Automated Rapid CAR-T Cell Manufacturing Process, Starting from Whole Blood, on a Novel Closed Platform

Background: Autologous CAR-T (Chimeric Antigen Receptor T) cell therapy has been a great success in treating hematological cancers and making progress in treating autoimmune diseases as well as solid tumors. However, the high manufacturing cost and complicated logistics have prevented the therapy from being accessible by general patients. Recently, there are discoveries and developments in the manufacturing process to reduce cost, including reduction of manufacturing time from 7-14 days to one day by elimination of in vitro cell expansion. Researchers have learned that the “rapid” manufacturing process maintains stemness of the CAR-T cells that achieved a higher potency after infusion. Additionally, changing the cell source from leukapheresis products to peripheral whole blood also helps reduce processing time and overall cost. Finally, having CAR-T cells manufactured at “point-of-care” facilities that are closer to patients will greatly reduce logistical overhead. An automated closed platform that achieves: (1) “point-of-care” manufacturing, (2) starting from whole blood, and (3) completes CAR-T cell manufacturing within 1~2 days would be ideal to reduce the CAR-T therapy cost to 10% of its current cost, and potentially further to 1% when becoming a generally practiced method with volume.

Method: We have developed a novel cell manufacturing platform (MARS Atlas), which integrates T cell isolation, viral transduction and cell washing/formulation processes on one platform. We demonstrated the CAR-T manufacturing process starting from whole blood can be completed within 24 hours. Using healthy donor’s peripheral blood, we isolated T cells with CD4 and CD8 directly conjugated magnetic beads. The T cells were then activated and transduced with lentiviral vector containing CAR-19 gene. After overnight incubation, product cells were washed and harvested in either the medium that is suitable for injection or medium for cryopreservation. As a comparison, we also performed a standard 7-day expansion of transduced T cells in culture.
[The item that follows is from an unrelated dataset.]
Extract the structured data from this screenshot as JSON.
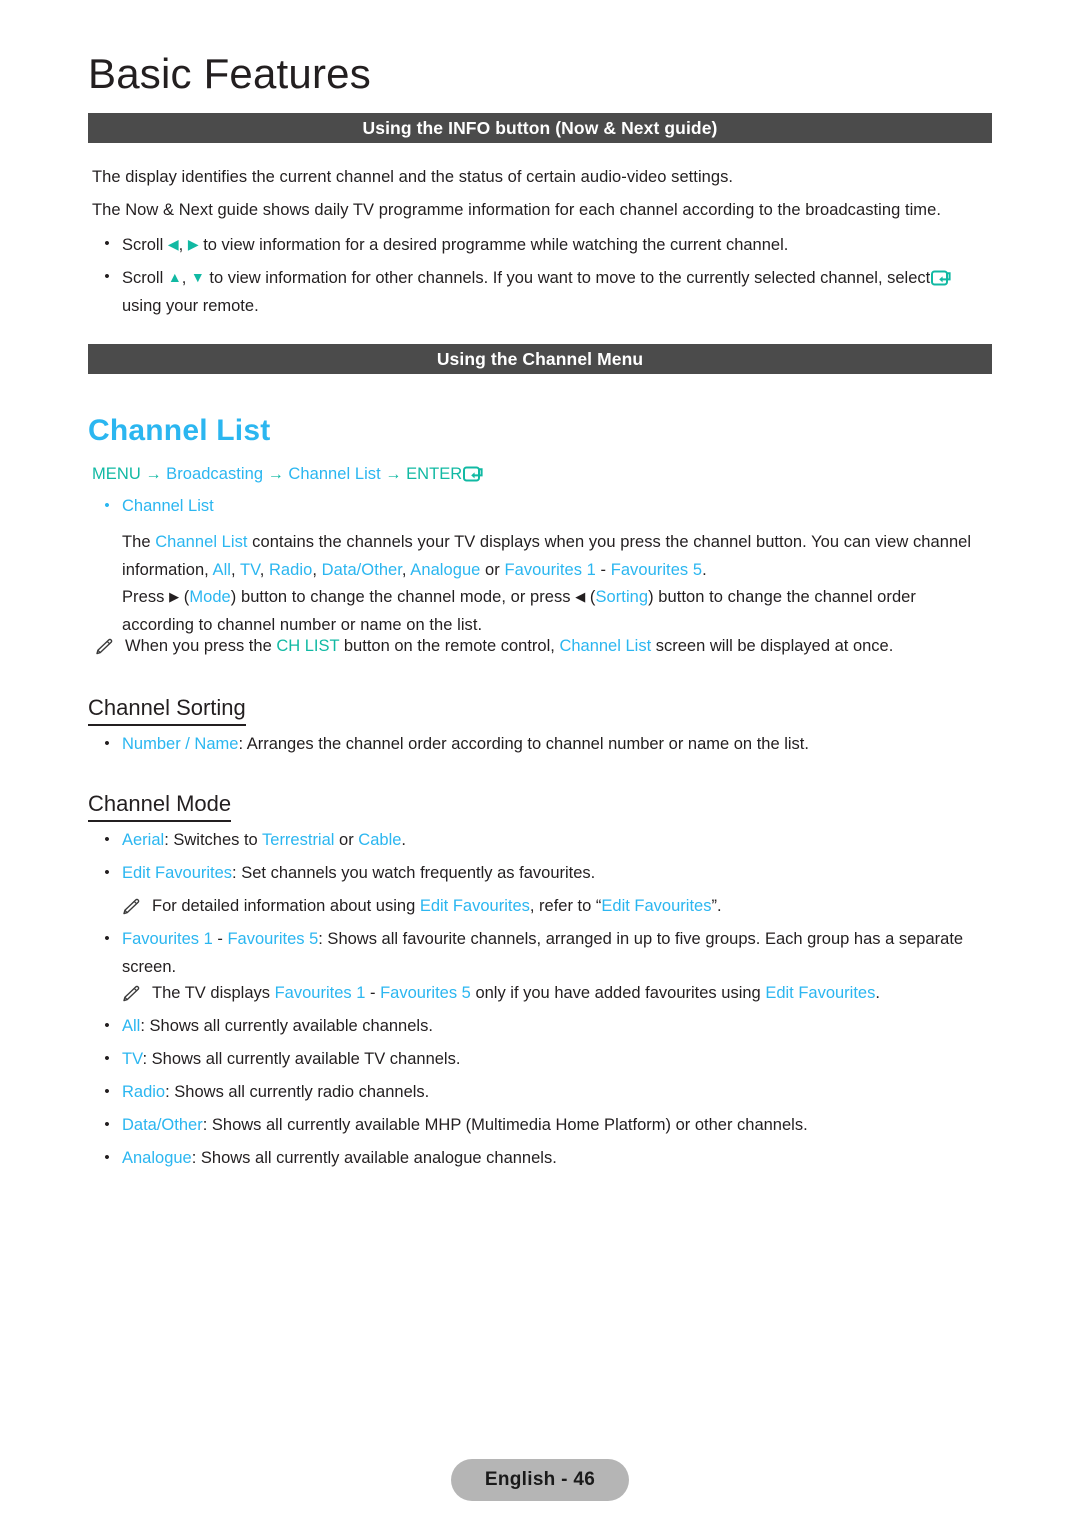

Results: CAR-T cell count, CAR-T cell phenotype, and CAR-T cell cytotoxic activity were monitored and compared of the 24-hour process and 7-day process. In the rapid process we harvested an average of 20million T cells after 24 hours from 30mL of blood with purity >94%. The product T cells have twice more naïve population (CD45RA+CCR7+) than the T cells harvested after 7- day process. Transduction efficiency was 60%-70% (CAR expression was stable after day 2). The function of CAR-T cells manufactured in 24 hours were verified by in vitro killing assay. By repeated stimulation with target cells CAR-T cells was observed to kill target cells in day 7.

Conclusion: In this study, we demonstrated an automated 24-hour LV-based CAR-T cell manufacturing workflow produced functioning CAR-T cells and this process has great potential for high potency and extreme low-cost CAR-T therapy.